Missbrauch an Jesuiten-Schulen Die Zahl der Opfer steigt weiter

Der Skandal um sexuelle Übergriffe an Jesuitenschulen zieht immer weitere Kreise. Die Berliner Anwältin Ursula Raue berichtete am Donnerstag von 115 bis 120 Opfern, die sich bislang bei ihr gemeldet hätten.

Der Skandal um sexuelle Übergriffe an Jesuitenschulen zieht immer weitere Kreise. Die Berliner Anwältin Ursula Raue berichtete am Donnerstag von 115 bis 120 Opfern, die sich bislang bei ihr gemeldet hätten. Dabei gehe es nicht nur um Missbrauchsfälle an Jesuitenschulen, sondern an Schulen bundesweit. Manche Fälle gingen zurück bis in die 50er Jahre. Sie riet dem Jesuitenorden, sich an den betroffenen Schule um Aufklärung zu bemühen und für gezielte Fortbildung der Lehrer zu sorgen.

In ihrem Zwischenbericht sprach die von den Jesuiten mit der Aufklärung beauftragte Bevollmächtigte von "systematischen" Übergriffen am Berliner Canisius-Kolleg in der Zeit des Pater Peter R.. Auf dessen Biografie und die des Pater Wolfgang S. habe sie sich bislang konzentriert. Die übrigen Fälle, etwa am Bonner Aloisius-Kolleg, seien noch nicht bearbeitet.
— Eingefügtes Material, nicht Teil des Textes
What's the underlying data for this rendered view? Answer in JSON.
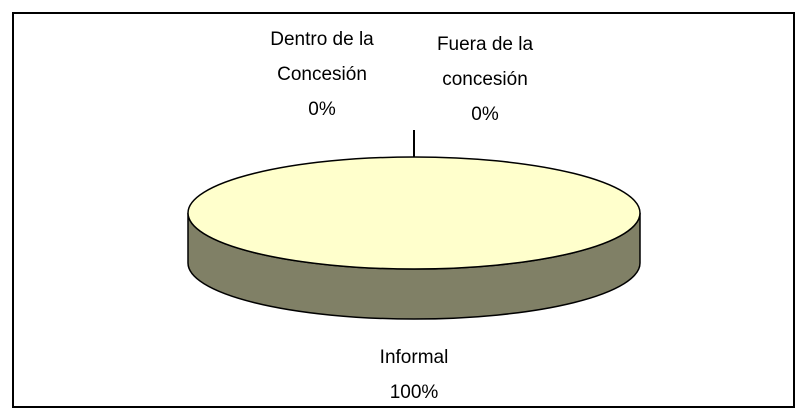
{
  "chart_data": {
    "type": "pie",
    "categories": [
      "Dentro de la Concesión",
      "Fuera de la concesión",
      "Informal"
    ],
    "values": [
      0,
      0,
      100
    ],
    "value_labels": [
      "0%",
      "0%",
      "100%"
    ],
    "color": "#ffffcc"
  }
}
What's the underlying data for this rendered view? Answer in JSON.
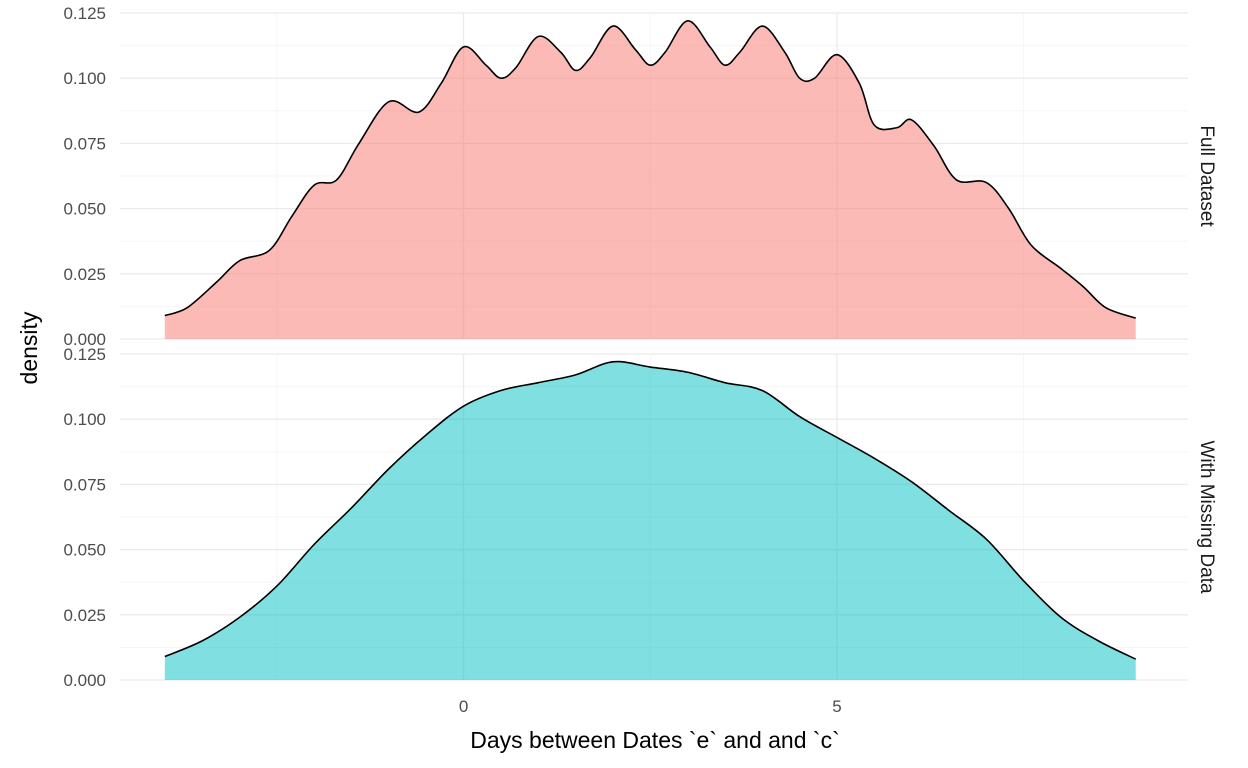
{
  "chart_data": {
    "type": "area",
    "xlabel": "Days between Dates `e` and and `c`",
    "ylabel": "density",
    "x_ticks": [
      0,
      5
    ],
    "y_ticks": [
      "0.000",
      "0.025",
      "0.050",
      "0.075",
      "0.100",
      "0.125"
    ],
    "xlim": [
      -4.6,
      9.7
    ],
    "ylim": [
      0,
      0.125
    ],
    "grid": true,
    "facets": [
      {
        "name": "Full Dataset",
        "color": "#F8766D",
        "x": [
          -4.0,
          -3.7,
          -3.3,
          -3.0,
          -2.6,
          -2.3,
          -2.0,
          -1.7,
          -1.4,
          -1.0,
          -0.6,
          -0.3,
          0.0,
          0.3,
          0.5,
          0.7,
          1.0,
          1.3,
          1.5,
          1.7,
          2.0,
          2.3,
          2.5,
          2.7,
          3.0,
          3.3,
          3.5,
          3.7,
          4.0,
          4.3,
          4.5,
          4.7,
          5.0,
          5.3,
          5.5,
          5.8,
          6.0,
          6.3,
          6.6,
          7.0,
          7.3,
          7.6,
          8.0,
          8.3,
          8.6,
          9.0
        ],
        "y": [
          0.009,
          0.012,
          0.022,
          0.03,
          0.034,
          0.047,
          0.059,
          0.061,
          0.075,
          0.091,
          0.087,
          0.098,
          0.112,
          0.105,
          0.1,
          0.104,
          0.116,
          0.11,
          0.103,
          0.108,
          0.12,
          0.111,
          0.105,
          0.11,
          0.122,
          0.112,
          0.105,
          0.11,
          0.12,
          0.11,
          0.1,
          0.1,
          0.109,
          0.098,
          0.082,
          0.081,
          0.084,
          0.074,
          0.061,
          0.06,
          0.05,
          0.036,
          0.027,
          0.02,
          0.012,
          0.008
        ]
      },
      {
        "name": "With Missing Data",
        "color": "#00BFC4",
        "x": [
          -4.0,
          -3.5,
          -3.0,
          -2.5,
          -2.0,
          -1.5,
          -1.0,
          -0.5,
          0.0,
          0.5,
          1.0,
          1.5,
          2.0,
          2.5,
          3.0,
          3.5,
          4.0,
          4.5,
          5.0,
          5.5,
          6.0,
          6.5,
          7.0,
          7.5,
          8.0,
          8.5,
          9.0
        ],
        "y": [
          0.009,
          0.015,
          0.024,
          0.036,
          0.052,
          0.066,
          0.081,
          0.094,
          0.105,
          0.111,
          0.114,
          0.117,
          0.122,
          0.12,
          0.118,
          0.114,
          0.111,
          0.101,
          0.093,
          0.085,
          0.076,
          0.065,
          0.054,
          0.038,
          0.024,
          0.015,
          0.008
        ]
      }
    ]
  }
}
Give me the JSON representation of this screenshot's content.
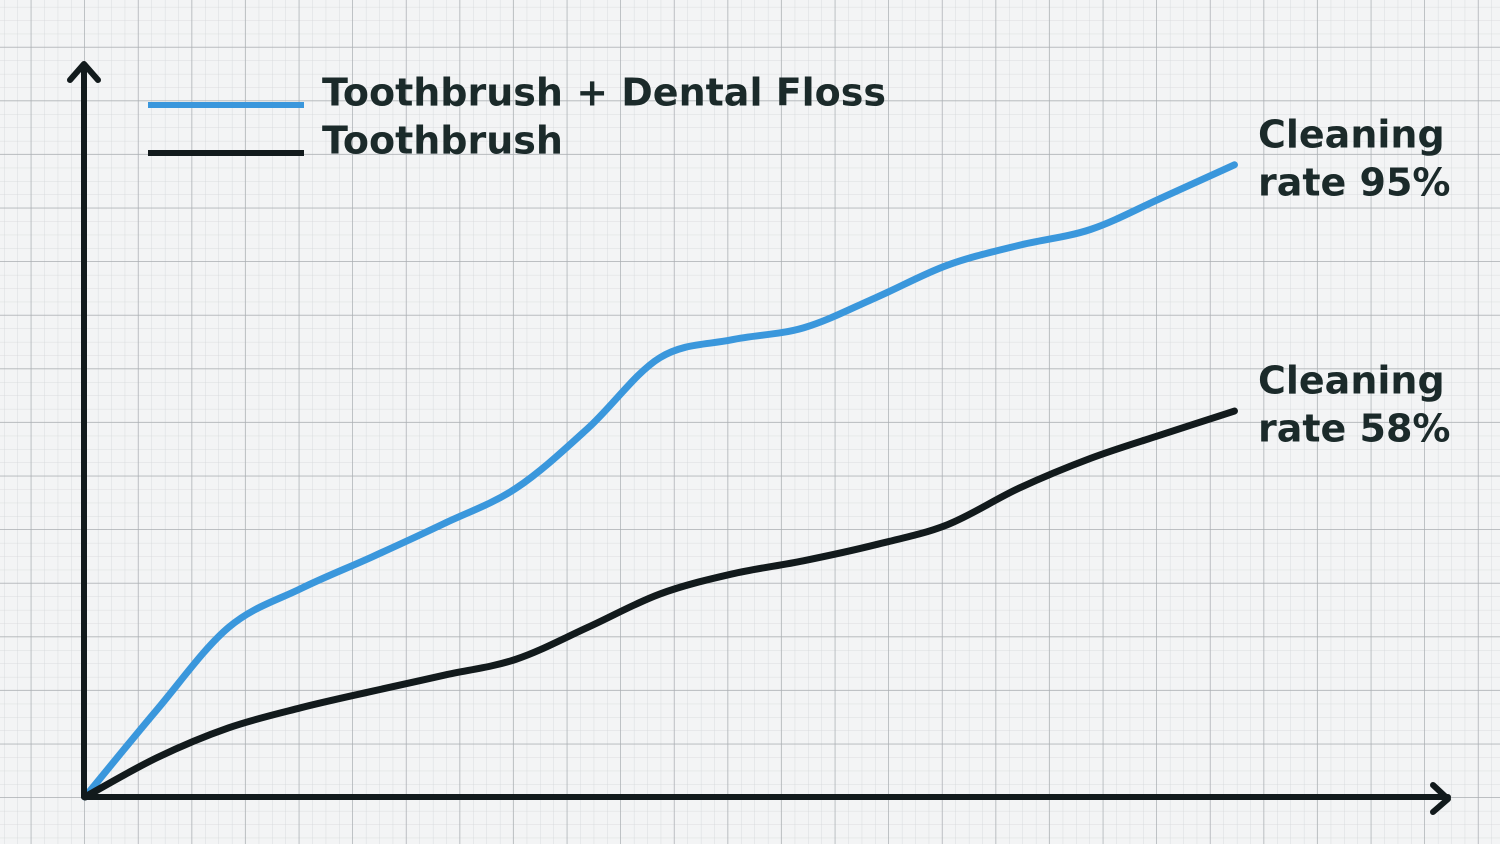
{
  "chart_data": {
    "type": "line",
    "x": [
      0,
      1,
      2,
      3,
      4,
      5,
      6,
      7,
      8,
      9,
      10,
      11,
      12,
      13,
      14,
      15,
      16
    ],
    "xlim": [
      0,
      19
    ],
    "ylim": [
      0,
      110
    ],
    "legend": "top-left",
    "series": [
      {
        "name": "Toothbrush + Dental Floss",
        "color": "#3a97dc",
        "values": [
          0,
          13.1,
          25.5,
          31.3,
          36.1,
          41.1,
          46.4,
          55.4,
          66,
          68.7,
          70.5,
          75,
          79.9,
          82.9,
          85.3,
          90.1,
          95
        ]
      },
      {
        "name": "Toothbrush",
        "color": "#121a1c",
        "values": [
          0,
          5.9,
          10.4,
          13.4,
          15.9,
          18.3,
          20.7,
          25.5,
          30.5,
          33.5,
          35.5,
          37.9,
          40.9,
          46.4,
          50.9,
          54.5,
          58
        ]
      }
    ],
    "annotations": [
      {
        "lines": [
          "Cleaning",
          "rate 95%"
        ]
      },
      {
        "lines": [
          "Cleaning",
          "rate 58%"
        ]
      }
    ]
  }
}
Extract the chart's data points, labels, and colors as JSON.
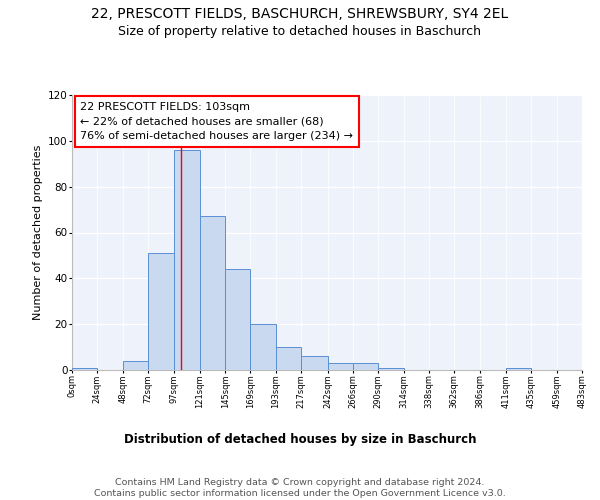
{
  "title1": "22, PRESCOTT FIELDS, BASCHURCH, SHREWSBURY, SY4 2EL",
  "title2": "Size of property relative to detached houses in Baschurch",
  "xlabel": "Distribution of detached houses by size in Baschurch",
  "ylabel": "Number of detached properties",
  "bar_values": [
    1,
    0,
    4,
    51,
    96,
    67,
    44,
    20,
    10,
    6,
    3,
    3,
    1,
    0,
    0,
    0,
    0,
    1,
    0,
    0
  ],
  "bin_edges": [
    0,
    24,
    48,
    72,
    97,
    121,
    145,
    169,
    193,
    217,
    242,
    266,
    290,
    314,
    338,
    362,
    386,
    411,
    435,
    459,
    483
  ],
  "tick_labels": [
    "0sqm",
    "24sqm",
    "48sqm",
    "72sqm",
    "97sqm",
    "121sqm",
    "145sqm",
    "169sqm",
    "193sqm",
    "217sqm",
    "242sqm",
    "266sqm",
    "290sqm",
    "314sqm",
    "338sqm",
    "362sqm",
    "386sqm",
    "411sqm",
    "435sqm",
    "459sqm",
    "483sqm"
  ],
  "bar_facecolor": "#c9d9f0",
  "bar_edgecolor": "#5b8fd4",
  "redline_x": 103,
  "annotation_text": "22 PRESCOTT FIELDS: 103sqm\n← 22% of detached houses are smaller (68)\n76% of semi-detached houses are larger (234) →",
  "ylim": [
    0,
    120
  ],
  "yticks": [
    0,
    20,
    40,
    60,
    80,
    100,
    120
  ],
  "bg_color": "#eef2fb",
  "footer_text": "Contains HM Land Registry data © Crown copyright and database right 2024.\nContains public sector information licensed under the Open Government Licence v3.0.",
  "title1_fontsize": 10,
  "title2_fontsize": 9,
  "xlabel_fontsize": 8.5,
  "ylabel_fontsize": 8,
  "footer_fontsize": 6.8,
  "annotation_fontsize": 8
}
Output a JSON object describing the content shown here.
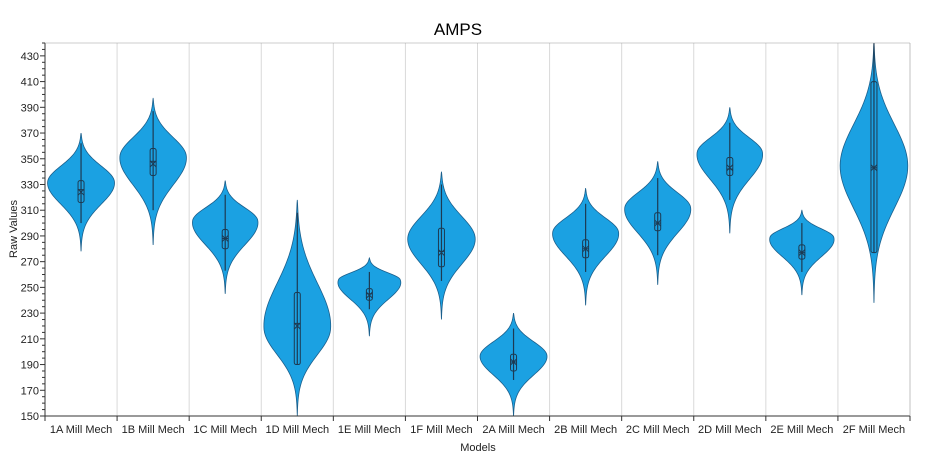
{
  "chart_data": {
    "type": "violin",
    "title": "AMPS",
    "xlabel": "Models",
    "ylabel": "Raw Values",
    "ylim": [
      150,
      440
    ],
    "yticks": [
      150,
      170,
      190,
      210,
      230,
      250,
      270,
      290,
      310,
      330,
      350,
      370,
      390,
      410,
      430
    ],
    "grid": "vertical",
    "color": "#1ba1e2",
    "stroke_color": "#1b5f8c",
    "categories": [
      "1A Mill Mech",
      "1B Mill Mech",
      "1C Mill Mech",
      "1D Mill Mech",
      "1E Mill Mech",
      "1F Mill Mech",
      "2A Mill Mech",
      "2B Mill Mech",
      "2C Mill Mech",
      "2D Mill Mech",
      "2E Mill Mech",
      "2F Mill Mech"
    ],
    "violins": [
      {
        "min": 278,
        "max": 370,
        "peak": 332,
        "spread": 0.42,
        "whisker_low": 300,
        "whisker_high": 362,
        "q1": 316,
        "median": 326,
        "q3": 333,
        "mean": 324
      },
      {
        "min": 283,
        "max": 397,
        "peak": 352,
        "spread": 0.5,
        "whisker_low": 310,
        "whisker_high": 387,
        "q1": 337,
        "median": 348,
        "q3": 358,
        "mean": 346
      },
      {
        "min": 245,
        "max": 333,
        "peak": 302,
        "spread": 0.45,
        "whisker_low": 263,
        "whisker_high": 322,
        "q1": 280,
        "median": 288,
        "q3": 295,
        "mean": 288
      },
      {
        "min": 150,
        "max": 318,
        "peak": 218,
        "spread": 0.42,
        "whisker_low": 190,
        "whisker_high": 308,
        "q1": 190,
        "median": 222,
        "q3": 246,
        "mean": 220
      },
      {
        "min": 212,
        "max": 273,
        "peak": 256,
        "spread": 0.45,
        "whisker_low": 233,
        "whisker_high": 262,
        "q1": 240,
        "median": 245,
        "q3": 249,
        "mean": 244
      },
      {
        "min": 225,
        "max": 340,
        "peak": 288,
        "spread": 0.45,
        "whisker_low": 255,
        "whisker_high": 330,
        "q1": 266,
        "median": 278,
        "q3": 296,
        "mean": 277
      },
      {
        "min": 150,
        "max": 230,
        "peak": 197,
        "spread": 0.45,
        "whisker_low": 178,
        "whisker_high": 218,
        "q1": 185,
        "median": 192,
        "q3": 198,
        "mean": 192
      },
      {
        "min": 236,
        "max": 327,
        "peak": 293,
        "spread": 0.45,
        "whisker_low": 262,
        "whisker_high": 315,
        "q1": 273,
        "median": 280,
        "q3": 287,
        "mean": 280
      },
      {
        "min": 252,
        "max": 348,
        "peak": 312,
        "spread": 0.45,
        "whisker_low": 275,
        "whisker_high": 335,
        "q1": 294,
        "median": 300,
        "q3": 308,
        "mean": 300
      },
      {
        "min": 292,
        "max": 390,
        "peak": 355,
        "spread": 0.45,
        "whisker_low": 318,
        "whisker_high": 378,
        "q1": 337,
        "median": 342,
        "q3": 351,
        "mean": 343
      },
      {
        "min": 244,
        "max": 310,
        "peak": 289,
        "spread": 0.45,
        "whisker_low": 262,
        "whisker_high": 300,
        "q1": 272,
        "median": 277,
        "q3": 283,
        "mean": 277
      },
      {
        "min": 238,
        "max": 440,
        "peak": 345,
        "spread": 0.85,
        "whisker_low": 277,
        "whisker_high": 440,
        "q1": 277,
        "median": 343,
        "q3": 410,
        "mean": 343
      }
    ]
  }
}
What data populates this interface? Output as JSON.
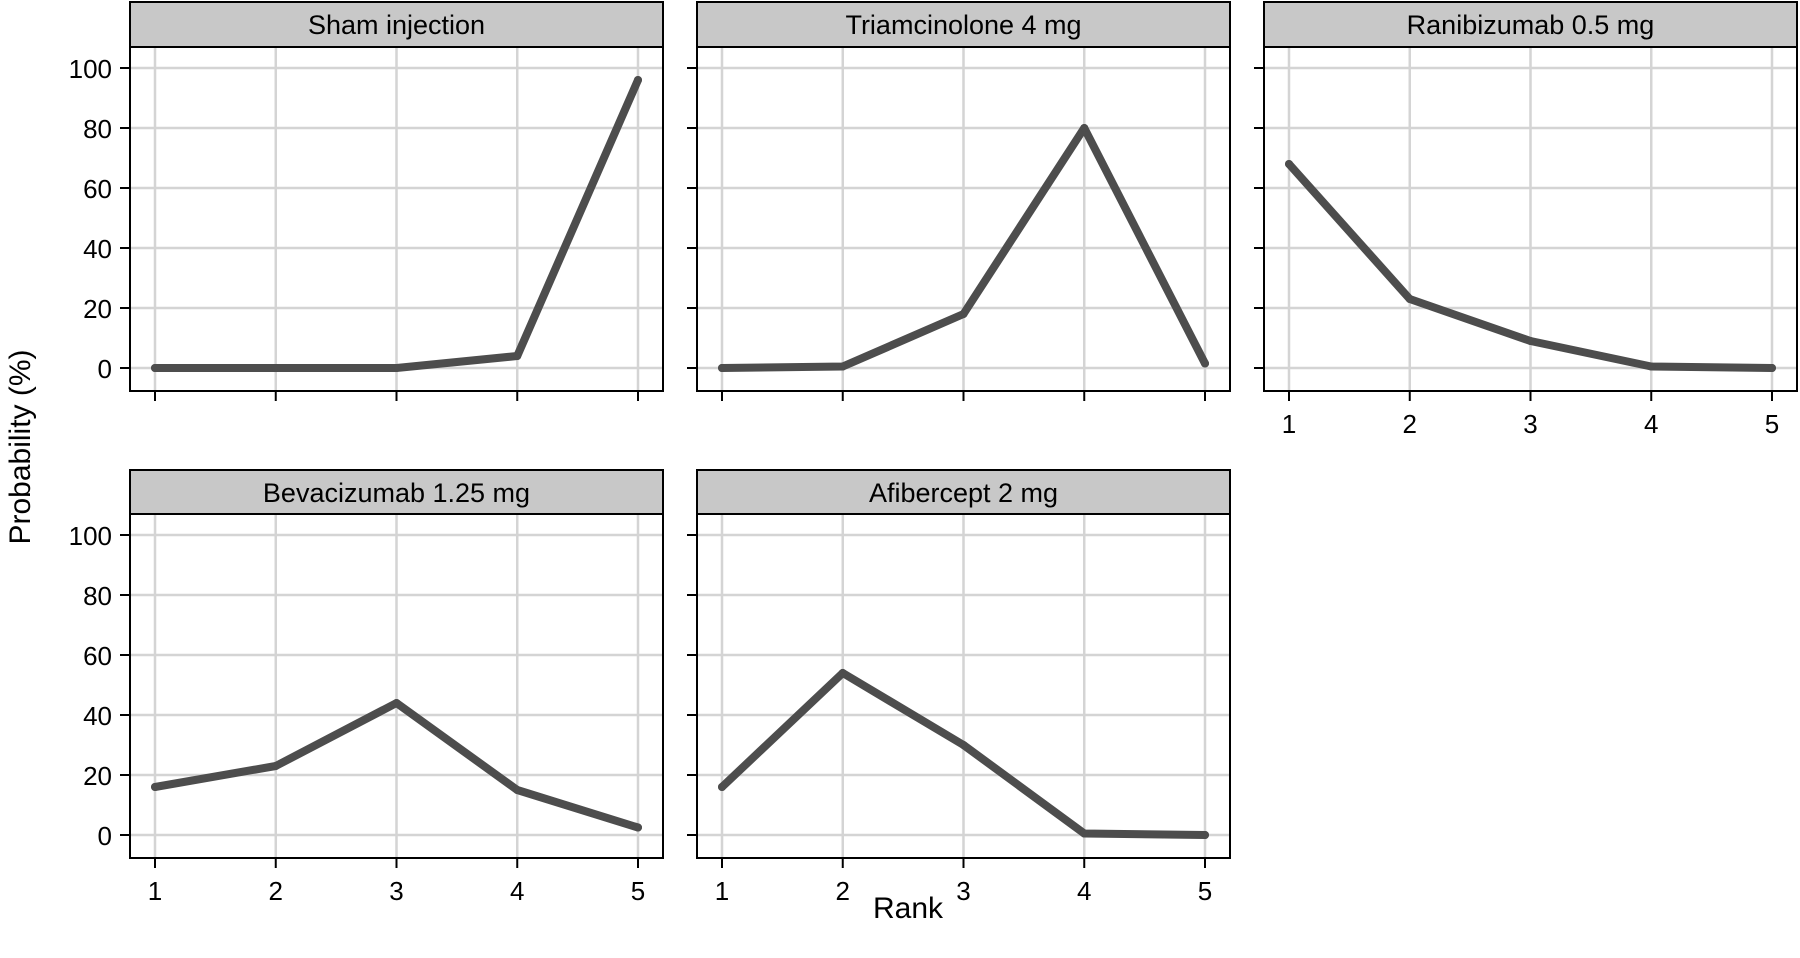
{
  "figure": {
    "ylabel": "Probability (%)",
    "xlabel": "Rank",
    "line_color": "#4d4d4d",
    "grid_color": "#d4d4d4",
    "strip_color": "#c8c8c8"
  },
  "chart_data": [
    {
      "type": "line",
      "title": "Sham injection",
      "categories": [
        "1",
        "2",
        "3",
        "4",
        "5"
      ],
      "values": [
        0,
        0,
        0,
        4,
        96
      ],
      "ylim": [
        0,
        100
      ],
      "yticks": [
        "0",
        "20",
        "40",
        "60",
        "80",
        "100"
      ],
      "grid": true
    },
    {
      "type": "line",
      "title": "Triamcinolone 4 mg",
      "categories": [
        "1",
        "2",
        "3",
        "4",
        "5"
      ],
      "values": [
        0,
        0.5,
        18,
        80,
        1.5
      ],
      "ylim": [
        0,
        100
      ],
      "grid": true
    },
    {
      "type": "line",
      "title": "Ranibizumab 0.5 mg",
      "categories": [
        "1",
        "2",
        "3",
        "4",
        "5"
      ],
      "values": [
        68,
        23,
        9,
        0.5,
        0
      ],
      "ylim": [
        0,
        100
      ],
      "xticks": [
        "1",
        "2",
        "3",
        "4",
        "5"
      ],
      "grid": true
    },
    {
      "type": "line",
      "title": "Bevacizumab 1.25 mg",
      "categories": [
        "1",
        "2",
        "3",
        "4",
        "5"
      ],
      "values": [
        16,
        23,
        44,
        15,
        2.5
      ],
      "ylim": [
        0,
        100
      ],
      "yticks": [
        "0",
        "20",
        "40",
        "60",
        "80",
        "100"
      ],
      "xticks": [
        "1",
        "2",
        "3",
        "4",
        "5"
      ],
      "grid": true
    },
    {
      "type": "line",
      "title": "Afibercept 2 mg",
      "categories": [
        "1",
        "2",
        "3",
        "4",
        "5"
      ],
      "values": [
        16,
        54,
        30,
        0.5,
        0
      ],
      "ylim": [
        0,
        100
      ],
      "xticks": [
        "1",
        "2",
        "3",
        "4",
        "5"
      ],
      "grid": true
    }
  ]
}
Auch rechne sie mit noch mehr Opfern. 40 bis 50 der bekannten Fälle beträfen das Canisius-Kolleg, einige die Jesuitenschulen St. Blasien im Schwarzwald und St. Ansgar in Hamburg. In St. Blasien und St. Ansgar war in den 70er und 80er Jahren Pater Wolfgang S. tätig.

Laut Raue sind bislang mindestens zwölf Jesuitenpatres namentlich beschuldigt. Es seien auch einzelne Fälle von Vergewaltigung berichtet worden, darin seien nach ihren bisherigen Erkenntnissen aber keine Jesuiten verwickelt. Es seien auch Frauen als Täter genannt worden.

Zu den einzelnen Missbrauchsfällen sagte die Anwältin, Übergriffe mit Gewalt seien in der Minderheit gewesen, es gehe um Manipulationen an den Genitalien, zudringliche Zärtlichkeiten und Distanzlosigkeit. Dabei sei aber das Ausmaß der seelischen Verletzungen enorm groß. "Es sind Wunden, die nie verheilen", bilanzierte sie.

Raue hielt dem Orden vor, sich zwar um ihre Patres gekümmert zu haben, die Opfer aber eher ignoriert zu haben. "Eine Befassung mit der Seelenlage der anvertrauten Kinder und Jugendlichen habe ich bei dem Aktenstudium vermisst." Es sei an keiner Stelle um die Frage gegangen, wie es wohl der Schülern gehe, die mit den fragwürdigen "Erziehungsmethoden" der Patres konfrontiert waren.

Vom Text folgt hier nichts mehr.